Beleive me wake up cause its real sweetcakes
being healthy has its rewards....take the challenge and just do it
hear_me_roar
on 1/22/09 5:40 am - U.S. Virgin Islands, XX


You should know that I love you for different reasons...none of them ever were beacsue of your weight.  I like the fact that you're always outspoken, fun, cool personality, and metally challenging. The fact of your weight has never been a topic with me, because I love the person you are without knowing your weight.  you have been my friend since the first time I let some of my dark humor fly....   that alone has inspired me to be a loyal friend always available to lsiten or to depend upon...
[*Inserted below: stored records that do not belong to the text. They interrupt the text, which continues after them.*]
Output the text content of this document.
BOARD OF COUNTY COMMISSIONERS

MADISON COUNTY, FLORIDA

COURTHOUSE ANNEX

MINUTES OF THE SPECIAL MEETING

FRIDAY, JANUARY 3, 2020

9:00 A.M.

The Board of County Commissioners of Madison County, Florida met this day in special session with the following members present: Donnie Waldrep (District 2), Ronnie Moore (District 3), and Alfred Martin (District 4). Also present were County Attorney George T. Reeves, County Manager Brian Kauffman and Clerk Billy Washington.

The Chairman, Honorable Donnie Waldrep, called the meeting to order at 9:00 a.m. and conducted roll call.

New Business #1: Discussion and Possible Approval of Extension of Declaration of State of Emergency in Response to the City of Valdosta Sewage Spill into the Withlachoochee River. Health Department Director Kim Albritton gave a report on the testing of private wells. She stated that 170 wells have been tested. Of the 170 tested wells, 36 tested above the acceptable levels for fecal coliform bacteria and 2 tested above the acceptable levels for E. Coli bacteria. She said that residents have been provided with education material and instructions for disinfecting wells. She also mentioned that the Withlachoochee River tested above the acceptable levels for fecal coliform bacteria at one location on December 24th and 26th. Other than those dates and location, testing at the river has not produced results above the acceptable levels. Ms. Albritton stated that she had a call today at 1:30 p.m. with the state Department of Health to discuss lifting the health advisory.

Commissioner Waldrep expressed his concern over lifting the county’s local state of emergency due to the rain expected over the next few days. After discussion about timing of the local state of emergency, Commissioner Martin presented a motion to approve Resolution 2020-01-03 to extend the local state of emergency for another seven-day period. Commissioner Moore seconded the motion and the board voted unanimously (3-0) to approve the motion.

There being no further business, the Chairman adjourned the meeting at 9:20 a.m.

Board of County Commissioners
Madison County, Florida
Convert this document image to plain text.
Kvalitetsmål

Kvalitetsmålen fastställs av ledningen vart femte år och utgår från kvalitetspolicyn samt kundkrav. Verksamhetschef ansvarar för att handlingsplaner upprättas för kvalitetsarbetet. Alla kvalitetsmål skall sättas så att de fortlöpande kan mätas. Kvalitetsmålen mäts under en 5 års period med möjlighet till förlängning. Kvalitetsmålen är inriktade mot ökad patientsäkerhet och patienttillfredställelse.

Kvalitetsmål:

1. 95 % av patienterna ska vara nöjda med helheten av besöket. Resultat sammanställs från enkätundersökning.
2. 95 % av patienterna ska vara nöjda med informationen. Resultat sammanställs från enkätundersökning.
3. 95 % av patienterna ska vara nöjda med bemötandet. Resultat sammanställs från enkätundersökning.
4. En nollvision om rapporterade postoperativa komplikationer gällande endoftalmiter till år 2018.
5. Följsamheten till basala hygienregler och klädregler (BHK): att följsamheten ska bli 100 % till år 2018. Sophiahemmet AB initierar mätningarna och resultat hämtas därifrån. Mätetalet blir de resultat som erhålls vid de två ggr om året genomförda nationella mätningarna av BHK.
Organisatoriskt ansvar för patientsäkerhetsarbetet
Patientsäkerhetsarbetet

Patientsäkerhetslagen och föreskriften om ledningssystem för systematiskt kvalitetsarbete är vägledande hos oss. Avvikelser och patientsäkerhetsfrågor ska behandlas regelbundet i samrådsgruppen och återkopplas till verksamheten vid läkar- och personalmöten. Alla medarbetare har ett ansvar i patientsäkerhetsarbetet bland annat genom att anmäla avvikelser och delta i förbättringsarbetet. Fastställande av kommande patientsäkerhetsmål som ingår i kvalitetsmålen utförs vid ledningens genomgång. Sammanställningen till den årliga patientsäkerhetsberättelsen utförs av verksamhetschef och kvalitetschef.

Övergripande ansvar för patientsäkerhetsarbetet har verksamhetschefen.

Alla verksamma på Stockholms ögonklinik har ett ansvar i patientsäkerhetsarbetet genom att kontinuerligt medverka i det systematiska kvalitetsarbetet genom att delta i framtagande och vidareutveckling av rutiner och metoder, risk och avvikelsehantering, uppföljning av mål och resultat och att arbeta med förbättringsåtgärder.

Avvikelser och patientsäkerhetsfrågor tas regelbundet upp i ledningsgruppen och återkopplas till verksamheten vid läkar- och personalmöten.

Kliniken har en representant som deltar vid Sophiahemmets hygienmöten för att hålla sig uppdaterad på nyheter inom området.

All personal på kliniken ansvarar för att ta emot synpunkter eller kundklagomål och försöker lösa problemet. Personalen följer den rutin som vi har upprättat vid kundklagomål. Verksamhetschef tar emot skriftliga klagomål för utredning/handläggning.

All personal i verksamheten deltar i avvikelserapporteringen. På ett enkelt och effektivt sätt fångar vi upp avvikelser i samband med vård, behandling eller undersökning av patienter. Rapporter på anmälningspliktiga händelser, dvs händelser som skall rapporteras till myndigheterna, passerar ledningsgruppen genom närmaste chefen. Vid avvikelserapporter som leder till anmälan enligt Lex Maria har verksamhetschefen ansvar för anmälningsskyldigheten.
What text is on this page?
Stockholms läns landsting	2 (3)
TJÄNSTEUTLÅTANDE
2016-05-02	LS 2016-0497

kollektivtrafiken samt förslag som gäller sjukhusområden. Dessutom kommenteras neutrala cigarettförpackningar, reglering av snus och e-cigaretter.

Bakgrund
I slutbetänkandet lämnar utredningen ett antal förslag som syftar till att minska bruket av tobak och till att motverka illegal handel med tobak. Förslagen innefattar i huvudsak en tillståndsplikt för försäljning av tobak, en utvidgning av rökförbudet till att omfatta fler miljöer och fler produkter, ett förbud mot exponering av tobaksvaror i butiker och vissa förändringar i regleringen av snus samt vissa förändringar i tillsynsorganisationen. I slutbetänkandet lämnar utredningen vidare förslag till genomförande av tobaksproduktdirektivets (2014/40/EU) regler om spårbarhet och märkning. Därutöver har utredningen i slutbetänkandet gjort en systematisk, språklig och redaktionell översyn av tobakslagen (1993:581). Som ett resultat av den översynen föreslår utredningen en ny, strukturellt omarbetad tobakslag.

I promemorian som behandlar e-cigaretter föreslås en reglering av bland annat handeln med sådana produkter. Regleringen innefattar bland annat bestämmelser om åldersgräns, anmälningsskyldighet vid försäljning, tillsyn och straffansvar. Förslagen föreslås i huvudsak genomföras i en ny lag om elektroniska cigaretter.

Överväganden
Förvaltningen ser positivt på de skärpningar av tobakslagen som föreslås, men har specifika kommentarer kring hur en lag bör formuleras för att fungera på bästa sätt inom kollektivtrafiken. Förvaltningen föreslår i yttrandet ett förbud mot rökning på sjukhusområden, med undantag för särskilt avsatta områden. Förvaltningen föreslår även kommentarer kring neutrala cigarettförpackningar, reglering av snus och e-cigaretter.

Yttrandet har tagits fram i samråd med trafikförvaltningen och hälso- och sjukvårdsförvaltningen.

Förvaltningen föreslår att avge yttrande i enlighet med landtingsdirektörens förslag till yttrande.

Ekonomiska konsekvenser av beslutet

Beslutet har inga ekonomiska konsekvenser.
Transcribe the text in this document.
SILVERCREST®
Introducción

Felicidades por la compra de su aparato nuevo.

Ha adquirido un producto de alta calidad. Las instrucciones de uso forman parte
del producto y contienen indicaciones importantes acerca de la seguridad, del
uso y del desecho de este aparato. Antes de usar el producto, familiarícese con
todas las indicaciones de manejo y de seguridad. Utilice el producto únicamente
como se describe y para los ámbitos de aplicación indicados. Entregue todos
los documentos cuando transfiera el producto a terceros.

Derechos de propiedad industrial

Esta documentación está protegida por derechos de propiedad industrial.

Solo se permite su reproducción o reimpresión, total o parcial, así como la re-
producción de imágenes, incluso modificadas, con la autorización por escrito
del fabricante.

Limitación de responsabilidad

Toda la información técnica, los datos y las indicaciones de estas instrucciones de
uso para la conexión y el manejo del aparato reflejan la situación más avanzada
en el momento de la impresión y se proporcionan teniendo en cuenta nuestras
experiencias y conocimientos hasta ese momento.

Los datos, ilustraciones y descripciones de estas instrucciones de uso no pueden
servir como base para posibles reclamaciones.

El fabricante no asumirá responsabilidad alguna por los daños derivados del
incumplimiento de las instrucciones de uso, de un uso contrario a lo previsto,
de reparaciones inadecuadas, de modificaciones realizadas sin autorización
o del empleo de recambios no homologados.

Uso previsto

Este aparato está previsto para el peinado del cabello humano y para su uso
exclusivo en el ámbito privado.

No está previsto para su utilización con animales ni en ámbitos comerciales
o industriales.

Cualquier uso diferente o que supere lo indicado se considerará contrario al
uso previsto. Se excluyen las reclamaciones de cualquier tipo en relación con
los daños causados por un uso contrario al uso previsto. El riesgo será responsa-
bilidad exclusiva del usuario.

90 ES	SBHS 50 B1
Cool people deserve other cool people.....  See I'm lucky I got you....

T.
Patiurple
on 1/22/09 6:55 am - Wheatland, OK

T same back to ya.....
I was told long ago to keep postive people around me..cause the negatives one makes life negative...so heres  to ya MR. POSTIVE...muah

being healthy has its rewards....take the challenge and just do it
MommaHen
on 1/22/09 10:10 am - Oklahoma City, OK
I thought I was but dang this ride is mind blowing. hee hee I saw my brother today for the first time since christmas and I loved the look on his face. That readjustment period I swear the scales may not have moved but dang those inches are. He laughed at me on myspace I had change dmy display to the shrinking mommahen which of course he had to comment on(he sense of humor all his own.). He has thought of the surgery but hasnt really committed yet. I think he is watching me to see how it goes and get an ideal of it as I hear that he oftens asks mom for information. I wish he would approach me more directly I would talk his ear off. I did post a link to Oh on my blog so maybe if it can hea done person this way I will have doen my good deed for the day. LOL

I have told you before that your positive outlook and keep after attitude helped me through the insurance deal and I know I can always count on you to be exactly what I need be it consoling friend or the one to kick my rear back in line I know you are there.
 
 
Having the time of my life!

Patiurple
on 1/22/09 2:22 pm - Wheatland, OK
And just think I get paid in protein bars..lmao...
I do it cause its my way of paying it forward....
as a online chat buddy says to me you master  me grasshopper..so thats when I say jump hopper jump
being healthy has its rewards....take the challenge and just do it
Jenzilla
on 1/22/09 12:13 pm - Wilburton, OK
When I first started this whole process, I was so ready for it.  But I have gone thru a grieving process that's been so frustrating.  When I first went to WW, I was asked if I was a sweets eater.  I said "no".  Then I was asked if I was an emotional eater.  Again I said "no".  But by golly, I am both of them and I just didn't realize it. 
I hate being fat.  I absolutely hate it.  Don't get me wrong, I'm realistic in this whole thing.  I know I will never look like a supermodel and I am wanting to loose weight only to be healthier and so I can be a Momma.  But being obese is all I've ever known.  Literally since infancy, I've been obese. 
So I can definitely say that I am conflicted, but I am ready to take that big step. (With 15 more lbs to go first!)